The third heatsink is at the bottom front and gets heat from copper tubes transporting water of the warm loop. The three front fans (slow and silent) pull air through the heatsink and then over the mainboard and display adapter.
The reason why I push _warm_ air over the mainboard is that, first of all, it doesn’t really matter, as the parts producing most heat are anyway watercooled and second, I want to keep condensation temperature as low as possible. Naturally I will utilize some thermal insulation when going to sub-zero temps, but it does not hurt to have warm air heating up the outside of the insulation layer.
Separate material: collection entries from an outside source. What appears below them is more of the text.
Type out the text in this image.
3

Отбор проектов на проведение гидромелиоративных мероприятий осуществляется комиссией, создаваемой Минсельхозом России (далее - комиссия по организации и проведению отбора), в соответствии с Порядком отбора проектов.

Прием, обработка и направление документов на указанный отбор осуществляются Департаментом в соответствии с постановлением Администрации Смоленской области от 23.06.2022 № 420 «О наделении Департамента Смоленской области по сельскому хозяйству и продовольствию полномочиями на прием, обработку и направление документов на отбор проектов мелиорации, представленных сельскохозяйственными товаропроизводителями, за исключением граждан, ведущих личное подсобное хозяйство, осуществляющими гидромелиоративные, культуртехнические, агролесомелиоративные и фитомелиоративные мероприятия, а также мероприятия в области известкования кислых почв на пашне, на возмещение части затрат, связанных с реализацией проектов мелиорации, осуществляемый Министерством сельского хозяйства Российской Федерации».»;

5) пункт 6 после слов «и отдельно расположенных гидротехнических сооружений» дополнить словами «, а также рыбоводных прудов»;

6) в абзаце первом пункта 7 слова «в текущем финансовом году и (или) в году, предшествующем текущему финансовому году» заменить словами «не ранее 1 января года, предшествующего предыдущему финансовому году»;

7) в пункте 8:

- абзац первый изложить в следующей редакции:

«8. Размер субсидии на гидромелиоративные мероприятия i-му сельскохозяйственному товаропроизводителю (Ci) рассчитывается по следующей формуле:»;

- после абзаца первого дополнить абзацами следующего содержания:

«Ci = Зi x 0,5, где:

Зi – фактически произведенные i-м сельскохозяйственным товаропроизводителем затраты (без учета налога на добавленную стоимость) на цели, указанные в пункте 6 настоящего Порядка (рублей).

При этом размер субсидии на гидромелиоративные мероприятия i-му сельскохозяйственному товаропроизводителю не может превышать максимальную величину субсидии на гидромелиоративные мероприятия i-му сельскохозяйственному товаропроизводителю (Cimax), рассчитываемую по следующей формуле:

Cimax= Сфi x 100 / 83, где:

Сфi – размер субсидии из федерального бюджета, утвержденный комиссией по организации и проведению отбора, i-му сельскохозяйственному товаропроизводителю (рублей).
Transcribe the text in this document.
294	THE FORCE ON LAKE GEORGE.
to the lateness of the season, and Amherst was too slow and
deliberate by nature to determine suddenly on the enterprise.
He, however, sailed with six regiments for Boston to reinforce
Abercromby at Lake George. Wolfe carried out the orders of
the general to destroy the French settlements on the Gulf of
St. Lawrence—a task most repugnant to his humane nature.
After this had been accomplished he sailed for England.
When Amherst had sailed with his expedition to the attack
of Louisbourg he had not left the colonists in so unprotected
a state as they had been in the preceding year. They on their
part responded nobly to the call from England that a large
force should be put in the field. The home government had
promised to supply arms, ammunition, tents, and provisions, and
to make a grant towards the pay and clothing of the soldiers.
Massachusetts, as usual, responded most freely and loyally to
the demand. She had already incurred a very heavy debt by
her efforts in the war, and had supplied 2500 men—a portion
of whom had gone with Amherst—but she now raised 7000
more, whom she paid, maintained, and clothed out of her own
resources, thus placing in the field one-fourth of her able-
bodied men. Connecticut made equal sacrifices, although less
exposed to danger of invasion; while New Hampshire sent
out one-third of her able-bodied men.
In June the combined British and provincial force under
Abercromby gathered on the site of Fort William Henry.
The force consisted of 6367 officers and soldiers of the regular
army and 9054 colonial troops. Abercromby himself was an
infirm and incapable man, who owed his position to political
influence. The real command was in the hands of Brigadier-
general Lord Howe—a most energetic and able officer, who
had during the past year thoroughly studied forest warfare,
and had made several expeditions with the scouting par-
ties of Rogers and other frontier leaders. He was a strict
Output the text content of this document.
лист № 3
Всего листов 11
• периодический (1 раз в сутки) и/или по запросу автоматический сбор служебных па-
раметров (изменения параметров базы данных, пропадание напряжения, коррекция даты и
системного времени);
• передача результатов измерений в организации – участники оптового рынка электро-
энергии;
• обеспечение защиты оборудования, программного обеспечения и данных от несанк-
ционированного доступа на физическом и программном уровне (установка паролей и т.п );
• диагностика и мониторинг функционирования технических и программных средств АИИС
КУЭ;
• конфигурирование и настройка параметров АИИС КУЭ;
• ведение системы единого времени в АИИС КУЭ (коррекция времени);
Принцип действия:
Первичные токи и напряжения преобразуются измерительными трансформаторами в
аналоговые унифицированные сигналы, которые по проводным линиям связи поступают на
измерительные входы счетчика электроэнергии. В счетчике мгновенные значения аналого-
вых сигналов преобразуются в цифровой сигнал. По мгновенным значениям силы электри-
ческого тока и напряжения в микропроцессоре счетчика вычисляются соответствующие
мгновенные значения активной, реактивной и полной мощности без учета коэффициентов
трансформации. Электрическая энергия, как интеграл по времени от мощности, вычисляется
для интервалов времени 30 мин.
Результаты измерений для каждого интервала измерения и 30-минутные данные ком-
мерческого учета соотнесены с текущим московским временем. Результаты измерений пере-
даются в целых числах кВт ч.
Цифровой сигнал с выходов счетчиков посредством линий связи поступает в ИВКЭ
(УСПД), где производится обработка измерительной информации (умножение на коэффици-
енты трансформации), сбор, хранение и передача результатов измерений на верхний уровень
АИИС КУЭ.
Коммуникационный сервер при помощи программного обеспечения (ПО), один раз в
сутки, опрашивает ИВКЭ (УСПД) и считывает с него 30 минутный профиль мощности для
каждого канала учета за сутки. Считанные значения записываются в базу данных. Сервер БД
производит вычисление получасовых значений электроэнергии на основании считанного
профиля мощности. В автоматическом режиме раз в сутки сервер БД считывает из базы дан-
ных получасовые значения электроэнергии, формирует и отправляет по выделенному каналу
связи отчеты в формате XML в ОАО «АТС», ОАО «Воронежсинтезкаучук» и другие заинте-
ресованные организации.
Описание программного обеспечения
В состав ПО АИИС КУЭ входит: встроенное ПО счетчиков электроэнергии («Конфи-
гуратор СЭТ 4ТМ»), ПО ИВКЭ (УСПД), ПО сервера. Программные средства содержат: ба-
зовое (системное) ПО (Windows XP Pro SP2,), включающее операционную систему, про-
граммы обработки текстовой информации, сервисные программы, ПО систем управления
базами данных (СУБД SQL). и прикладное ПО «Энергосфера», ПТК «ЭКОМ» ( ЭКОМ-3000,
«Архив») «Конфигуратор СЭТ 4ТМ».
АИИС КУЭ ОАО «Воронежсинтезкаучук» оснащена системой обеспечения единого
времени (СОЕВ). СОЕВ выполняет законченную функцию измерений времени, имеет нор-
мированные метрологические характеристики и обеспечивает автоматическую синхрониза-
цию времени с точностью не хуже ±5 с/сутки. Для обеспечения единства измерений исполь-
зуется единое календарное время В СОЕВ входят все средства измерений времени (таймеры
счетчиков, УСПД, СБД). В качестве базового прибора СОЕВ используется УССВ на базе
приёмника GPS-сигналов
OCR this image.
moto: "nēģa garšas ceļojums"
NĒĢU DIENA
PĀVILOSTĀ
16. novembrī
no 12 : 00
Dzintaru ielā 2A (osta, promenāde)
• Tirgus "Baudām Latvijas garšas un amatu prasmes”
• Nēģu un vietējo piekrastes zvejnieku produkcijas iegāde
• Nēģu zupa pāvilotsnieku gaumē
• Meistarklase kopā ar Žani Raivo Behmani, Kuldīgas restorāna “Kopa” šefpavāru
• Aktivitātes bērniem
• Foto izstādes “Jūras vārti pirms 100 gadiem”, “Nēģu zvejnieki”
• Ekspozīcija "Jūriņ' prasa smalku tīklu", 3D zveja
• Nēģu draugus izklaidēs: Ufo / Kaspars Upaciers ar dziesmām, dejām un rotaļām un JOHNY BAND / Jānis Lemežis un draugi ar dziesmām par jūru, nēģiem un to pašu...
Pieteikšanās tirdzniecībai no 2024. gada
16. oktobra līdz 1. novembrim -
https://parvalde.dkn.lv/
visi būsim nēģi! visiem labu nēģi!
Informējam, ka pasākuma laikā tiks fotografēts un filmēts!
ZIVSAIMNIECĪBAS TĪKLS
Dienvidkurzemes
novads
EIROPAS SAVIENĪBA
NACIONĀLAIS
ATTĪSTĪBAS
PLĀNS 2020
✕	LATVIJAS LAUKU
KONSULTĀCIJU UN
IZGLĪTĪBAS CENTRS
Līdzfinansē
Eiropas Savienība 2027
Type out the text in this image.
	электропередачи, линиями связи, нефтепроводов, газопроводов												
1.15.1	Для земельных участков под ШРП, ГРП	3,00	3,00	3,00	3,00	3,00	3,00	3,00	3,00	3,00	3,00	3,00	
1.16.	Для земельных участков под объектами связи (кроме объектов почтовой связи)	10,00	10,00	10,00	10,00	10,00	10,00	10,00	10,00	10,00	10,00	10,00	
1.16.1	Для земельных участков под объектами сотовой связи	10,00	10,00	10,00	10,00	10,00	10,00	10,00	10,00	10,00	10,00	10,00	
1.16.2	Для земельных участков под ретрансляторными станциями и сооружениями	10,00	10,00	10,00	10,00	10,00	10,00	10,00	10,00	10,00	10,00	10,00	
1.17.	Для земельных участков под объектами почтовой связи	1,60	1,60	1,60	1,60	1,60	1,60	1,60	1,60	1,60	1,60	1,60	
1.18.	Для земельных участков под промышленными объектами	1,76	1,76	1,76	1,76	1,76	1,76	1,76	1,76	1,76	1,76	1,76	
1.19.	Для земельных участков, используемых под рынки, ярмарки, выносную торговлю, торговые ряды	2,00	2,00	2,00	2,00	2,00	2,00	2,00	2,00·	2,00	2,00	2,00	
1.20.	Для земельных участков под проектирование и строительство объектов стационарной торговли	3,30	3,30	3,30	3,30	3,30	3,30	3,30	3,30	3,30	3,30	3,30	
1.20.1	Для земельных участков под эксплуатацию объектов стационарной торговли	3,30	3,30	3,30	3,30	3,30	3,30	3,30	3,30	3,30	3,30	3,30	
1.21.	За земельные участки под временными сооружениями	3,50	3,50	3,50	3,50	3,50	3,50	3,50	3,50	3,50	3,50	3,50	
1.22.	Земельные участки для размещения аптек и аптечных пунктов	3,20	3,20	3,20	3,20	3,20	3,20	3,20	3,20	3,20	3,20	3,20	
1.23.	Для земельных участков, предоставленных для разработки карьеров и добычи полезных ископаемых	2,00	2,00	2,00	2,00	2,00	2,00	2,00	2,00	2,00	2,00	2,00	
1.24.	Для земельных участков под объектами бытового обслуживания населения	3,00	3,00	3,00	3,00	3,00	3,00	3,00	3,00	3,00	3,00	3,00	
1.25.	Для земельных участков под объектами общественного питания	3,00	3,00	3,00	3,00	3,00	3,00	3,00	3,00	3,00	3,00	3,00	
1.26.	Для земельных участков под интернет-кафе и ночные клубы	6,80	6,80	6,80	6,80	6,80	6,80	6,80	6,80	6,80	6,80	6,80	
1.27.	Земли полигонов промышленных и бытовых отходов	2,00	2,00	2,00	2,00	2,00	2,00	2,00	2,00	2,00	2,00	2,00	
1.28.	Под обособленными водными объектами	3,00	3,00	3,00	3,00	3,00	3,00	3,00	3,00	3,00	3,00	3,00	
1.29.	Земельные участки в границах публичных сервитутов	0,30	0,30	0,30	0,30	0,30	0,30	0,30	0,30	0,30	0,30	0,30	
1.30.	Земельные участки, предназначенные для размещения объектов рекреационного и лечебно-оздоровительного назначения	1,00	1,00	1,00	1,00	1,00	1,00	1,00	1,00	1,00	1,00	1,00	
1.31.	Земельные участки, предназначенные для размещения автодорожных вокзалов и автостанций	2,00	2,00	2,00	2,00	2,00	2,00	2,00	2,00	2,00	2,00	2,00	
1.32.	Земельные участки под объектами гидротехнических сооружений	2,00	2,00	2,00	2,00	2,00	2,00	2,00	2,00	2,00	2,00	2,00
The two PSUs (one for the computer parts, another for the peltiers) will be bolted to the backplate, so they should stay rather cool even without any active airflow. In case they do not, the two back fans pull air through them to be evacuated from the top of the case.
Here is image illustrating the “show” parts, ie. parts that will be constructed to look good and be visible:
The rest, naturally, will be hidden.
And finally, here is image showing the base structural elements:
These plates will mostly be 2mm thick aluminium sheet attached to each other with L-shaped brackets. They should provide robust backbone to keep the pieces of the heavy case together.
I am also planning to have double middle-plates and have hinge at the back between them. This way I could basicly split the case to two halfs, should it be necessary. As case is mostly symmetric anyway and I will have to construct the heatsink from two pieces, this halving should not weaken the case too much. And it would enable me to do maintenance to the internal parts without tearing the whole case apart.
Now I need to wait for the replies from the sellers of ready heatsinks to know whether I want to use ready one or make one myself. And get my hands on 0.5mm and 2mm thick aluminium sheets.